I am a No Fear Artist

We're getting T-shirts printed for the Art Station with the words No Fear Artist splashed across the back. There will be questions of the wearer, I'm sure, but No Fear is a common slogan around The Art Station. No Fear is our most popular class regardless of whether it's No Fear Watercolor, No Fear Drawing or even No Fear Clay. All of these classes have one thing in common: the quest to diminish the fears that block creativity.

Once a No Fear artist, always a No Fear Artist. Students will yell out "No Fear" if they hear even a slight hesitation from one who is afraid to try something new. The theory of No Fear is contagious and spreads rapidly, for one class reaps a lifetime of benefits not only in art but also in life. Creative problem solving is a skill that can be learned and put into practice in any dilemma no matter how complex.

It's simple, but only after we diminish our fears, and we can diminish our fears only after we embrace them.

We are sidelined first and foremost by that mother of all fears: Fear of Change.

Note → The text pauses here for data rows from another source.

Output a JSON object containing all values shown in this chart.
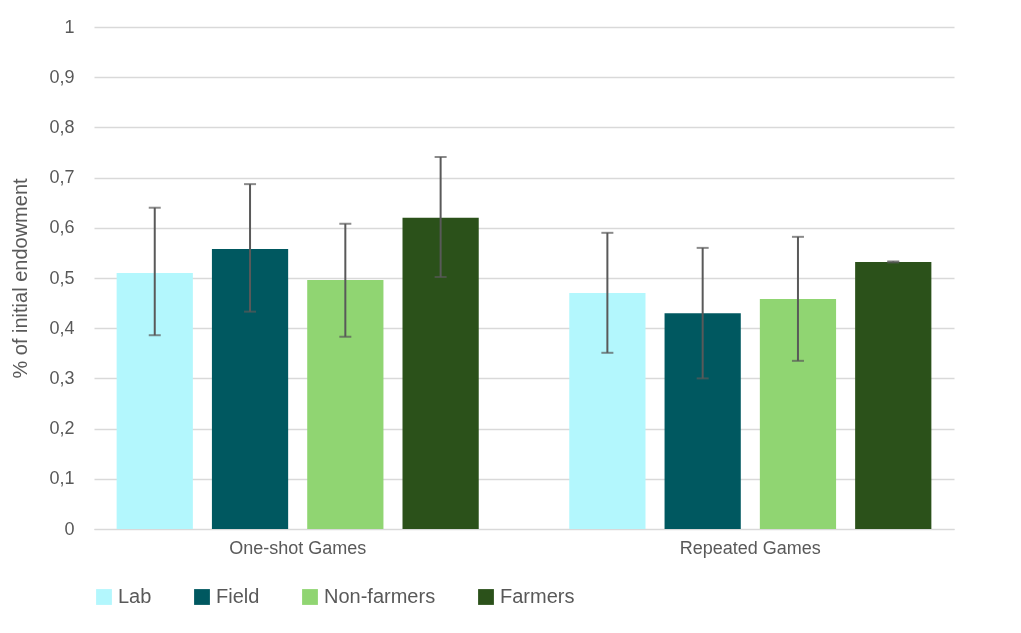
{
  "chart_data": {
    "type": "bar",
    "ylabel": "% of initial endowment",
    "categories": [
      "One-shot Games",
      "Repeated Games"
    ],
    "series": [
      {
        "name": "Lab",
        "color": "#b3f7fd",
        "values": [
          0.51,
          0.47
        ],
        "errors": [
          [
            0.386,
            0.64
          ],
          [
            0.351,
            0.59
          ]
        ]
      },
      {
        "name": "Field",
        "color": "#005860",
        "values": [
          0.558,
          0.43
        ],
        "errors": [
          [
            0.433,
            0.687
          ],
          [
            0.3,
            0.56
          ]
        ]
      },
      {
        "name": "Non-farmers",
        "color": "#90d572",
        "values": [
          0.496,
          0.458
        ],
        "errors": [
          [
            0.383,
            0.608
          ],
          [
            0.335,
            0.582
          ]
        ]
      },
      {
        "name": "Farmers",
        "color": "#2b511a",
        "values": [
          0.62,
          0.532
        ],
        "errors": [
          [
            0.502,
            0.741
          ],
          [
            0.531,
            0.533
          ]
        ]
      }
    ],
    "ylim": [
      0,
      1
    ],
    "yticks": [
      0,
      {
        "value": 0.1,
        "label": "0,1"
      },
      {
        "value": 0.2,
        "label": "0,2"
      },
      {
        "value": 0.3,
        "label": "0,3"
      },
      {
        "value": 0.4,
        "label": "0,4"
      },
      {
        "value": 0.5,
        "label": "0,5"
      },
      {
        "value": 0.6,
        "label": "0,6"
      },
      {
        "value": 0.7,
        "label": "0,7"
      },
      {
        "value": 0.8,
        "label": "0,8"
      },
      {
        "value": 0.9,
        "label": "0,9"
      },
      1
    ],
    "grid": "y",
    "legend": "bottom"
  }
}
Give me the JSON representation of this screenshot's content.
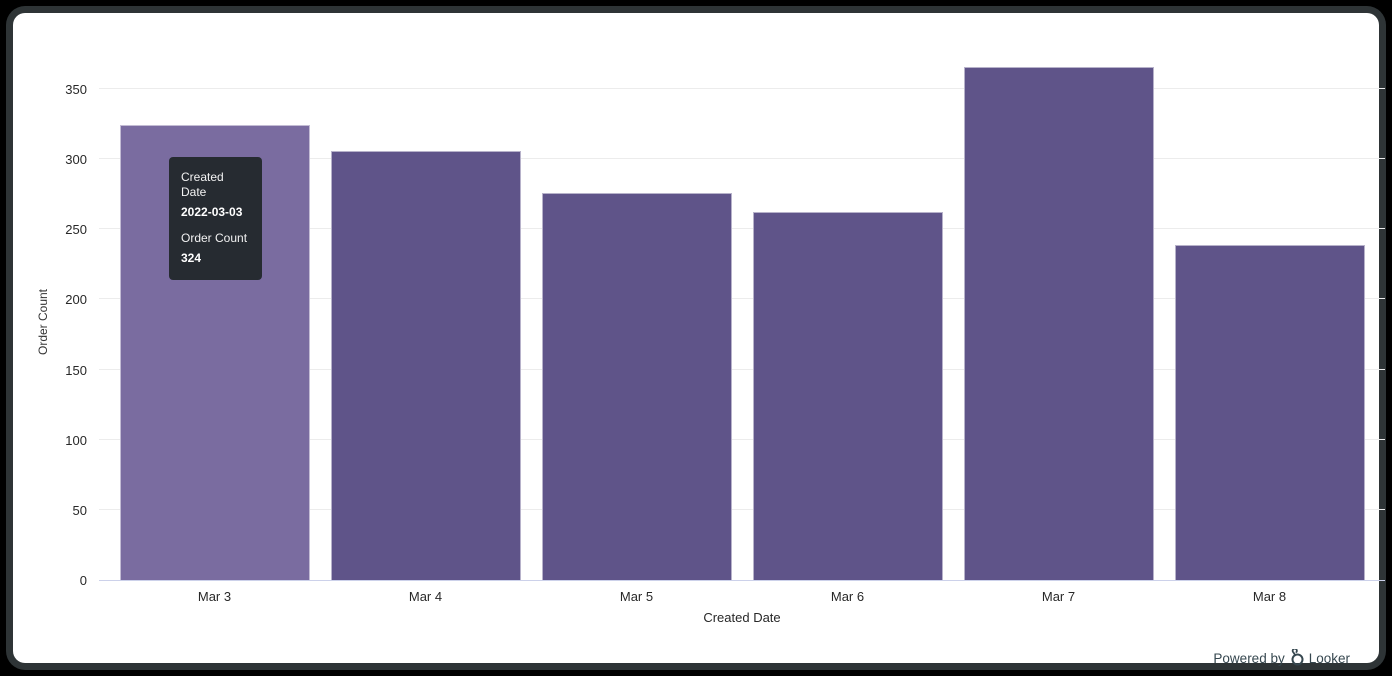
{
  "chart_data": {
    "type": "bar",
    "categories": [
      "Mar 3",
      "Mar 4",
      "Mar 5",
      "Mar 6",
      "Mar 7",
      "Mar 8"
    ],
    "values": [
      324,
      306,
      276,
      262,
      366,
      239
    ],
    "title": "",
    "xlabel": "Created Date",
    "ylabel": "Order Count",
    "ylim": [
      0,
      376
    ],
    "yticks": [
      0,
      50,
      100,
      150,
      200,
      250,
      300,
      350
    ],
    "grid": true,
    "legend": "none",
    "highlighted_index": 0,
    "bar_color": "#5F5489",
    "bar_hover_color": "#7A6CA0"
  },
  "tooltip": {
    "dimension_label": "Created Date",
    "dimension_value": "2022-03-03",
    "measure_label": "Order Count",
    "measure_value": "324",
    "background": "#262b31"
  },
  "footer": {
    "powered_by_label": "Powered by",
    "brand_label": "Looker"
  }
}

It's so easy to stay in our warm little comfort zone. We can even pace back and forth in there without much stress. If we stay there too long, however, we cannot grow, and we find the longer we put off change, the more difficult it is to actually do it.

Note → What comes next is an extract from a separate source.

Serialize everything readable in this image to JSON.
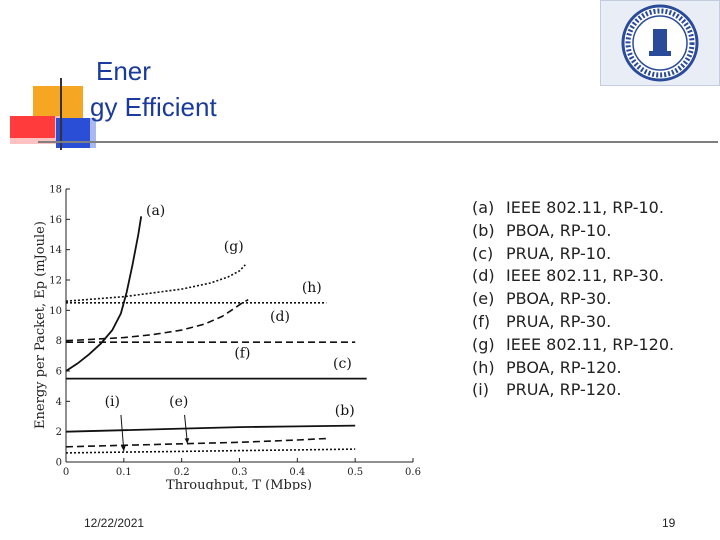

Too, the greater the change, the greater the fear. For example, adding a room to my too small home is much less scary than building an entirely new house. Planting an herb garden is nothing compared to landscaping my front yard.

Yet, these aren't really the hard changes, are they? What about making the change involved in the decision to place your mother in an assisted living center? That may be a sizable change for her, but what if you were to allow her to move in with you? What about taking a child to karate? Easy, but what about the decision to take a child to a psychiatrist?

Empty Nest is a scary change that is thrust upon parents as their last child leaves the roost, the fear of a hollow life once the children leave home. Luckily for us, we're not caught unaware. We know by the time the youngest is sixteen that it's time to take small steps to overcome this particular fear.

Not me. From the time she was about nine or ten, our daughter let us know that she wanted to go to college somewhere in the mountains. It didn't take us long to realize she meant out-of-state since the last time I looked, Louisiana was still pretty flat. Within eight years, she made her wish come true, but I hoped that one day she would return not necessarily to live with us but at least closer. Then again, think of how many young adults are returning home because they are just too afraid to face life on their own? No such luck. She has already graduated from college, married, and still lives in her college town in Tennessee, so I had to accept the fact that my husband and I had joined the ranks of the Empty Nesters.

If I had not been in denial, I could have tackled this Fear of Change in small steps. Instead when it finally dawned on me that she was not going to move back home, my steps had to be quick and anxious, do or cry decision-making.

Now I am a No Fear Artist better able to embrace my fears, one small step at a time.